February 28th, 2015 7:32 AM

The inverted morality of the pro-abortion movement has surfaced again. At MSNBC.com, Ali Vitali, a producer of The Cycle, barely contains her inner fangirl as she squeals in delight over the HBO’s Girls for a “refreshing” take on a woman terminating her child’s life.

“On TV and film, the decision for a woman to have an abortion is often fraught with remorse and tinged with regret, perpetuating the stigma that women who have abortions should be ashamed of themselves.”

In this particular episode, a woman named Mimi-Rose gets an abortion without telling the father of her child, and does so “without crying, and without a scene-sequence of her deep struggle with the choice.” She simply told the father point blank that she couldn't go for a run because she had an abortion. Vitali “was heartened” at this concept because the episode was a “way of attacking the negative stigmas that still surround the abortion debate for many women.”

Vitali applauded the episode’s writer, Lena Dunham, the bastion of feminism who made a video comparing voting for Obama to losing her virginity.
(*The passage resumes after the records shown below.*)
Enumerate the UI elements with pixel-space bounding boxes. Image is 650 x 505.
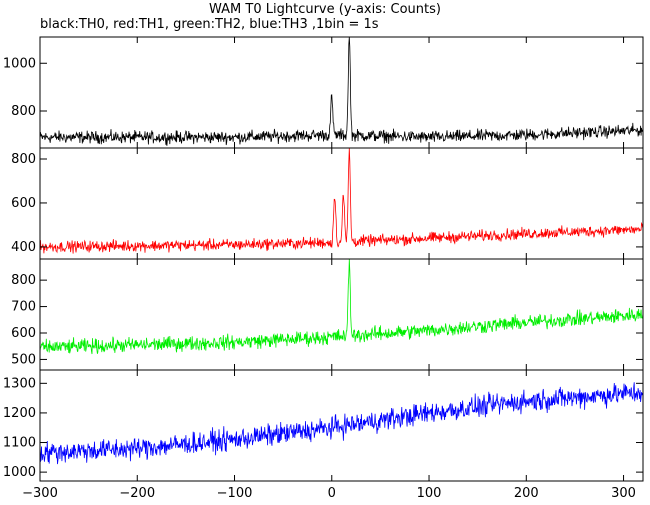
x-tick-label: −100	[217, 486, 253, 501]
series-line-th2	[39, 259, 644, 355]
y-tick-label: 1100	[3, 436, 36, 451]
x-tick-label: −300	[22, 486, 58, 501]
y-tick-label: 500	[11, 352, 36, 367]
panel-frame-th1	[39, 147, 644, 260]
y-tick-label: 800	[11, 152, 36, 167]
y-tick-label: 1300	[3, 376, 36, 391]
panel-frame-th3	[39, 369, 644, 482]
panel-frame-th2	[39, 258, 644, 371]
x-tick-label: 100	[417, 486, 442, 501]
series-line-th0	[39, 36, 644, 146]
y-tick-label: 800	[11, 104, 36, 119]
y-tick-label: 1200	[3, 406, 36, 421]
chart-subtitle: black:TH0, red:TH1, green:TH2, blue:TH3 …	[40, 17, 379, 32]
y-tick-label: 400	[11, 240, 36, 255]
chart-title: WAM T0 Lightcurve (y-axis: Counts)	[209, 2, 441, 17]
y-tick-label: 600	[11, 196, 36, 211]
series-line-th1	[39, 147, 644, 254]
y-tick-label: 1000	[3, 465, 36, 480]
y-tick-label: 1000	[3, 56, 36, 71]
x-tick-label: 0	[328, 486, 336, 501]
y-tick-label: 600	[11, 326, 36, 341]
x-tick-label: −200	[119, 486, 155, 501]
series-line-th3	[39, 382, 644, 465]
x-tick-label: 200	[514, 486, 539, 501]
x-tick-label: 300	[611, 486, 636, 501]
y-tick-label: 700	[11, 300, 36, 315]
y-tick-label: 800	[11, 273, 36, 288]
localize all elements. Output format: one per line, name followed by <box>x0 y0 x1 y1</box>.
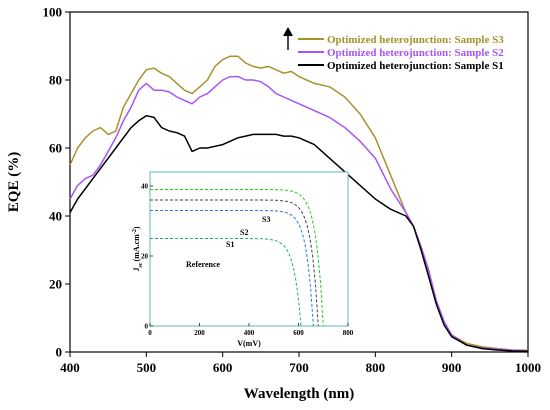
series-line-s2 <box>69 75 529 352</box>
inset-y-axis-title: Jsc(mA.cm-2) <box>132 226 144 271</box>
x-tick-label: 800 <box>366 360 386 375</box>
x-tick-label: 400 <box>60 360 80 375</box>
y-tick-label: 60 <box>49 141 62 156</box>
inset-ylabel-sup: -2 <box>132 229 138 234</box>
y-tick-label: 20 <box>49 277 62 292</box>
series-lines <box>69 55 529 353</box>
inset-curve-label: S3 <box>262 215 270 224</box>
legend-label: Optimized heterojunction: Sample S3 <box>327 34 504 46</box>
x-axis-title: Wavelength (nm) <box>244 386 354 402</box>
legend: Optimized heterojunction: Sample S3Optim… <box>283 27 504 72</box>
inset-x-tick-label: 600 <box>293 329 304 337</box>
x-tick-label: 500 <box>137 360 157 375</box>
inset-y-tick-label: 0 <box>145 323 149 331</box>
series-line-s1 <box>69 114 529 353</box>
y-tick-label: 100 <box>43 5 63 20</box>
legend-label: Optimized heterojunction: Sample S1 <box>327 60 504 72</box>
x-tick-label: 600 <box>213 360 233 375</box>
inset-x-tick-label: 0 <box>148 329 152 337</box>
inset-x-axis-title: V(mV) <box>237 339 261 348</box>
legend-arrow-head <box>283 27 293 36</box>
y-tick-label: 0 <box>56 345 63 360</box>
inset-curve-label: Reference <box>186 260 221 269</box>
legend-label: Optimized heterojunction: Sample S2 <box>327 47 504 59</box>
y-tick-label: 40 <box>49 209 62 224</box>
x-tick-label: 900 <box>442 360 462 375</box>
inset-x-tick-label: 800 <box>343 329 354 337</box>
inset-ylabel-rest: (mA.cm <box>132 234 141 262</box>
inset-chart: 0 200 400 600 800 0 20 40 S3 S2 S1 Reference V(mV)… <box>132 171 354 348</box>
inset-ylabel-close: ) <box>132 226 141 229</box>
inset-curve-s3 <box>150 189 324 327</box>
inset-series-lines: S3 S2 S1 Reference <box>150 189 324 327</box>
x-axis: 400 500 600 700 800 900 1000 <box>60 352 541 375</box>
series-line-s3 <box>69 55 529 352</box>
inset-frame <box>149 171 349 327</box>
y-axis: 0 20 40 60 80 100 <box>43 5 70 360</box>
x-tick-label: 700 <box>289 360 309 375</box>
x-tick-label: 1000 <box>515 360 541 375</box>
inset-ylabel-main: J <box>132 268 141 272</box>
y-axis-title: EQE (%) <box>6 152 22 212</box>
inset-curve-s2 <box>150 199 319 327</box>
inset-curve-s1 <box>150 210 314 327</box>
inset-x-tick-label: 400 <box>244 329 255 337</box>
inset-x-tick-label: 200 <box>194 329 205 337</box>
inset-ylabel-sub: sc <box>138 262 144 267</box>
inset-curve-label: S1 <box>226 240 234 249</box>
inset-y-tick-label: 20 <box>141 253 149 261</box>
inset-curve-label: S2 <box>240 228 248 237</box>
inset-axes: 0 200 400 600 800 0 20 40 <box>141 183 354 338</box>
inset-y-tick-label: 40 <box>141 183 149 191</box>
inset-curve-reference <box>150 238 302 327</box>
y-tick-label: 80 <box>49 73 62 88</box>
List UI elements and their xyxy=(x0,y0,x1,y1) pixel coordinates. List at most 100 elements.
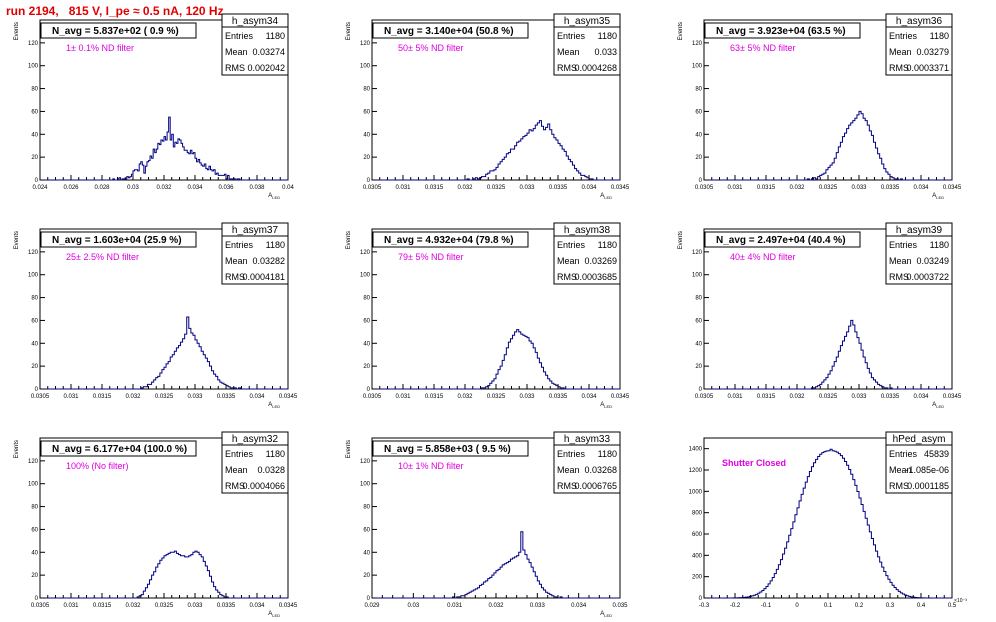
panel-hPed_asym-y-tick-label: 800 xyxy=(692,511,703,517)
panel-h_asym33-stat-label: Entries xyxy=(557,449,586,459)
panel-h_asym33-x-tick-label: 0.03 xyxy=(407,603,419,609)
panel-h_asym35-x-tick-label: 0.0315 xyxy=(425,185,444,191)
panel-h_asym34-y-tick-label: 0 xyxy=(35,178,39,184)
panel-h_asym35-x-axis-label: ALED xyxy=(600,193,612,200)
panel-h_asym32-x-tick-label: 0.0305 xyxy=(31,603,50,609)
panel-h_asym37-x-tick-label: 0.031 xyxy=(63,394,79,400)
panel-h_asym34-y-tick-label: 80 xyxy=(31,87,38,93)
panel-h_asym37-stat-value: 0.03282 xyxy=(252,256,285,266)
panel-h_asym36-x-tick-label: 0.031 xyxy=(727,185,743,191)
panel-h_asym35-navg-text: N_avg = 3.140e+04 (50.8 %) xyxy=(384,26,514,37)
panel-h_asym38-y-tick-label: 0 xyxy=(367,387,371,393)
panel-h_asym34-stat-label: Mean xyxy=(225,47,248,57)
panel-h_asym36-navg-text: N_avg = 3.923e+04 (63.5 %) xyxy=(716,26,846,37)
panel-h_asym34-stat-value: 0.03274 xyxy=(252,47,285,57)
panel-h_asym37-x-tick-label: 0.032 xyxy=(125,394,141,400)
panel-h_asym38-stat-label: Entries xyxy=(557,240,586,250)
panel-h_asym39-y-tick-label: 40 xyxy=(695,341,702,347)
panel-h_asym33-x-tick-label: 0.035 xyxy=(612,603,628,609)
panel-h_asym35-y-tick-label: 0 xyxy=(367,178,371,184)
panel-h_asym33-x-tick-label: 0.029 xyxy=(364,603,380,609)
panel-h_asym37-y-tick-label: 120 xyxy=(28,250,39,256)
panel-h_asym38-stat-value: 0.0003685 xyxy=(574,272,617,282)
panel-h_asym37-x-tick-label: 0.0325 xyxy=(155,394,174,400)
panel-h_asym32-histogram-name: h_asym32 xyxy=(232,434,279,445)
panel-h_asym39-x-tick-label: 0.034 xyxy=(913,394,929,400)
panel-h_asym34-stat-label: RMS xyxy=(225,63,245,73)
panel-hPed_asym-stat-value: -1.085e-06 xyxy=(905,465,949,475)
panel-h_asym35-filter-label: 50± 5% ND filter xyxy=(398,43,463,53)
panel-h_asym33-stat-label: RMS xyxy=(557,481,577,491)
panel-h_asym35-y-axis-label: Events xyxy=(346,22,352,40)
panel-h_asym36-y-tick-label: 40 xyxy=(695,132,702,138)
panel-hPed_asym-x-tick-label: 0.1 xyxy=(824,603,833,609)
panel-h_asym36-x-tick-label: 0.034 xyxy=(913,185,929,191)
panel-h_asym36-y-tick-label: 60 xyxy=(695,109,702,115)
panel-hPed_asym-x-tick-label: -0.3 xyxy=(699,603,710,609)
panel-h_asym36-y-tick-label: 100 xyxy=(692,64,703,70)
panel-h_asym36-x-axis-label: ALED xyxy=(932,193,944,200)
panel-h_asym34-x-tick-label: 0.032 xyxy=(156,185,172,191)
panel-h_asym38-filter-label: 79± 5% ND filter xyxy=(398,252,463,262)
panel-h_asym35-stat-value: 1180 xyxy=(598,31,617,41)
panel-h_asym33-stat-value: 0.0006765 xyxy=(574,481,617,491)
panel-h_asym37-navg-text: N_avg = 1.603e+04 (25.9 %) xyxy=(52,235,182,246)
panel-h_asym37-x-tick-label: 0.034 xyxy=(249,394,265,400)
panel-h_asym33-x-tick-label: 0.032 xyxy=(488,603,504,609)
panel-h_asym32-stat-value: 0.0004066 xyxy=(242,481,285,491)
panel-h_asym33-y-tick-label: 120 xyxy=(360,459,371,465)
panel-h_asym35-y-tick-label: 20 xyxy=(363,155,370,161)
panel-h_asym36-y-tick-label: 20 xyxy=(695,155,702,161)
panel-h_asym37-stat-label: Entries xyxy=(225,240,254,250)
panel-h_asym36: 0.0305 0.031 0.0315 0.032 0.0325 0.033 0.0335 0… xyxy=(678,13,962,200)
panel-h_asym38-histogram-line xyxy=(372,329,620,390)
panel-h_asym39-x-tick-label: 0.032 xyxy=(789,394,805,400)
panel-hPed_asym-x-tick-label: 0 xyxy=(795,603,799,609)
panel-h_asym33-y-tick-label: 80 xyxy=(363,505,370,511)
panel-h_asym33-navg-box xyxy=(372,440,529,457)
panel-h_asym34: 0.024 0.026 0.028 0.03 0.032 0.034 0.036 0.038 0… xyxy=(14,13,294,200)
panel-h_asym39-y-tick-label: 80 xyxy=(695,296,702,302)
panel-h_asym39-stat-label: Entries xyxy=(889,240,918,250)
panel-h_asym38-x-axis-label: ALED xyxy=(600,402,612,409)
panel-h_asym38-x-tick-label: 0.0305 xyxy=(363,394,382,400)
panel-h_asym34-x-axis-label: ALED xyxy=(268,193,280,200)
panel-h_asym35-stat-value: 0.033 xyxy=(594,47,617,57)
panel-h_asym39-x-tick-label: 0.0335 xyxy=(881,394,900,400)
panel-h_asym34-y-tick-label: 40 xyxy=(31,132,38,138)
panel-h_asym33-y-tick-label: 20 xyxy=(363,573,370,579)
panel-h_asym36-navg-box xyxy=(704,22,861,39)
panel-hPed_asym: -0.3 -0.2 -0.1 0 0.1 0.2 0.3 0.4 0.5 0 200 400 600 80… xyxy=(689,431,967,609)
panel-h_asym38-y-tick-label: 100 xyxy=(360,273,371,279)
panel-hPed_asym-y-tick-label: 1200 xyxy=(689,468,703,474)
panel-h_asym32-x-tick-label: 0.0325 xyxy=(155,603,174,609)
panel-h_asym32-stat-label: Mean xyxy=(225,465,248,475)
panel-h_asym32-y-axis-label: Events xyxy=(14,440,20,458)
panel-h_asym32-x-tick-label: 0.032 xyxy=(125,603,141,609)
panel-h_asym35-x-tick-label: 0.033 xyxy=(519,185,535,191)
panel-hPed_asym-stat-label: RMS xyxy=(889,481,909,491)
panel-h_asym34-x-tick-label: 0.038 xyxy=(249,185,265,191)
panel-h_asym39-histogram-line xyxy=(704,319,952,390)
panel-h_asym37-stats-box xyxy=(221,235,289,285)
panel-h_asym32-x-tick-label: 0.0335 xyxy=(217,603,236,609)
panel-h_asym37-y-tick-label: 0 xyxy=(35,387,39,393)
panel-h_asym38-x-tick-label: 0.0315 xyxy=(425,394,444,400)
panel-h_asym39-stat-value: 0.03249 xyxy=(916,256,949,266)
panel-h_asym35-y-tick-label: 40 xyxy=(363,132,370,138)
panel-h_asym34-x-tick-label: 0.024 xyxy=(32,185,48,191)
panel-h_asym34-navg-text: N_avg = 5.837e+02 ( 0.9 %) xyxy=(52,26,179,37)
panel-h_asym36-y-tick-label: 120 xyxy=(692,41,703,47)
panel-h_asym33-y-tick-label: 60 xyxy=(363,527,370,533)
panel-h_asym34-x-tick-label: 0.04 xyxy=(282,185,294,191)
panel-h_asym35-y-tick-label: 120 xyxy=(360,41,371,47)
panel-h_asym38-x-tick-label: 0.0335 xyxy=(549,394,568,400)
panel-h_asym35-x-tick-label: 0.0305 xyxy=(363,185,382,191)
panel-h_asym38-navg-text: N_avg = 4.932e+04 (79.8 %) xyxy=(384,235,514,246)
panel-h_asym35-y-tick-label: 80 xyxy=(363,87,370,93)
panel-h_asym34-x-tick-label: 0.03 xyxy=(127,185,139,191)
panel-hPed_asym-x-tick-label: -0.2 xyxy=(730,603,741,609)
panel-h_asym34-stat-label: Entries xyxy=(225,31,254,41)
panel-h_asym38-histogram-name: h_asym38 xyxy=(564,225,611,236)
panel-h_asym37-y-axis-label: Events xyxy=(14,231,20,249)
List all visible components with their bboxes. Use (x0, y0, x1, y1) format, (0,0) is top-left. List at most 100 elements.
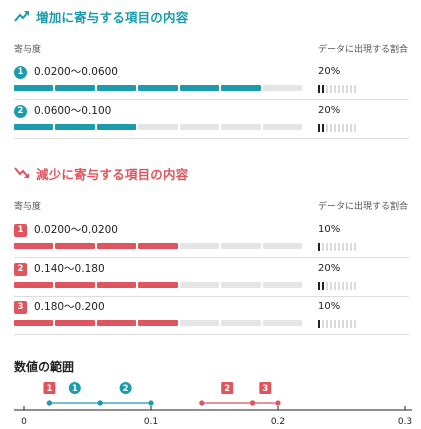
x-tick-label: 0.3 (398, 417, 412, 427)
increase-row-2: 2 0.0600〜0.100 20% (14, 101, 409, 139)
range-endpoint (250, 400, 256, 406)
contribution-segment (55, 282, 95, 288)
contribution-segment (55, 85, 95, 91)
share-tick (342, 282, 344, 290)
share-tick (322, 124, 324, 132)
contribution-segment (138, 124, 178, 130)
share-tick (346, 124, 348, 132)
share-tick (318, 85, 320, 93)
range-chart: 0 0.1 0.2 0.3 1 2 3 1 2 (14, 382, 412, 427)
share-tick (334, 320, 336, 328)
contribution-bar (14, 124, 302, 130)
range-badge (68, 382, 81, 394)
contribution-segment (179, 320, 220, 326)
contribution-segment (14, 243, 54, 249)
share-tick (334, 282, 336, 290)
contribution-segment (96, 85, 137, 91)
decrease-col-share: データに出現する割合 (318, 202, 409, 212)
share-tick (326, 320, 328, 328)
contribution-segment (179, 243, 220, 249)
share-tick (334, 85, 336, 93)
share-tick (326, 243, 328, 251)
share-ticks (318, 124, 356, 132)
x-tick-label: 0 (21, 417, 27, 427)
contribution-bar (14, 85, 302, 91)
share-tick (330, 243, 332, 251)
range-badge-label: 1 (72, 384, 78, 394)
range-badge-label: 2 (123, 384, 129, 394)
increase-row-1: 1 0.0200〜0.0600 20% (14, 62, 409, 100)
share-tick (342, 243, 344, 251)
increase-badge-2: 2 (14, 105, 27, 118)
range-endpoint (46, 400, 53, 406)
x-tick-label: 0.2 (271, 417, 285, 427)
contribution-segment (138, 282, 178, 288)
share-tick (334, 243, 336, 251)
increase-range-2: 0.0600〜0.100 (34, 105, 112, 117)
share-percent: 20% (318, 263, 341, 274)
share-percent: 10% (318, 224, 341, 235)
share-tick (354, 282, 356, 290)
contribution-segment (138, 243, 178, 249)
share-tick (330, 282, 332, 290)
share-ticks (318, 243, 356, 251)
decrease-col-contribution: 寄与度 (14, 202, 42, 212)
share-tick (354, 85, 356, 93)
increase-badge-1: 1 (14, 66, 27, 79)
share-tick (354, 124, 356, 132)
share-tick (322, 243, 324, 251)
share-tick (350, 320, 352, 328)
trend-up-icon (14, 11, 29, 22)
contribution-segment (179, 282, 220, 288)
contribution-segment (262, 282, 302, 288)
contribution-segment (138, 85, 178, 91)
share-tick (346, 85, 348, 93)
increase-col-contribution: 寄与度 (14, 45, 42, 55)
contribution-segment (262, 85, 302, 91)
share-tick (318, 282, 320, 290)
contribution-segment (179, 85, 220, 91)
range-badge (119, 382, 132, 394)
range-endpoint (148, 400, 154, 406)
share-ticks (318, 85, 356, 93)
range-badge-label: 1 (46, 384, 52, 394)
range-section-title: 数値の範囲 (14, 360, 75, 374)
range-endpoint (199, 400, 205, 406)
decrease-range-3: 0.180〜0.200 (34, 301, 105, 313)
contribution-segment (14, 124, 54, 130)
range-badge (259, 382, 272, 394)
contribution-segment (14, 320, 54, 326)
share-tick (338, 243, 340, 251)
share-tick (330, 320, 332, 328)
share-tick (350, 282, 352, 290)
contribution-segment (221, 320, 261, 326)
decrease-row-2: 2 0.140〜0.180 20% (14, 259, 409, 297)
share-tick (326, 85, 328, 93)
increase-range-1: 0.0200〜0.0600 (34, 66, 118, 78)
decrease-range-2: 0.140〜0.180 (34, 263, 105, 275)
contribution-segment (262, 320, 302, 326)
contribution-bar (14, 282, 302, 288)
increase-col-share: データに出現する割合 (318, 45, 409, 55)
contribution-segment (55, 124, 95, 130)
contribution-bar (14, 243, 302, 249)
share-tick (338, 85, 340, 93)
increase-title-text: 増加に寄与する項目の内容 (36, 9, 189, 25)
share-tick (318, 243, 320, 251)
contribution-segment (179, 124, 220, 130)
share-tick (346, 282, 348, 290)
share-tick (330, 124, 332, 132)
share-tick (350, 85, 352, 93)
share-ticks (318, 320, 356, 328)
range-badge (221, 382, 234, 394)
contribution-segment (221, 124, 261, 130)
trend-down-icon (14, 167, 29, 178)
share-tick (354, 243, 356, 251)
contribution-segment (55, 243, 95, 249)
decrease-range-1: 0.0200〜0.0200 (34, 224, 118, 236)
share-tick (338, 320, 340, 328)
increase-section-title: 増加に寄与する項目の内容 (14, 6, 188, 26)
contribution-segment (96, 282, 137, 288)
share-tick (342, 320, 344, 328)
share-tick (354, 320, 356, 328)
Dunham agreed “we’ve been taught to react one way to this [kind of story line], which is with tears and regret.”

Vitali was pleased the abortion was completed without male input in this story: “the decision to show the point of view of a woman who was sure in her choice and who did not need further validation from a male figure that she was doing the right thing sent an important message: There is nothing wrong with the woman for whom an abortion is the right decision, one that is not fraught with guilt or regret."

Equality is defined by a woman making life-ending decisions without the father's knowledge or consent. She complained “The fact that it is her body, and therefore her choice, often takes a back seat to the ‘couple’s decision.’ And while consulting with one’s partner is an important part of the process, the bottom line is that there is no one-size-fits-all process.”

Vitali finds this new depiction of a casual abortion with no male input to be “refreshing,” as if it were a nice hot bath and not the extinguishing of a child’s life. She even celebrates the fact that “stories about abortion are...coming into the mainstream. And as they do, the word itself – abortion – becomes less stigmatized, more human.” HBO gave America “an abrupt and necessary reminder that there is not just one type of abortion experience.”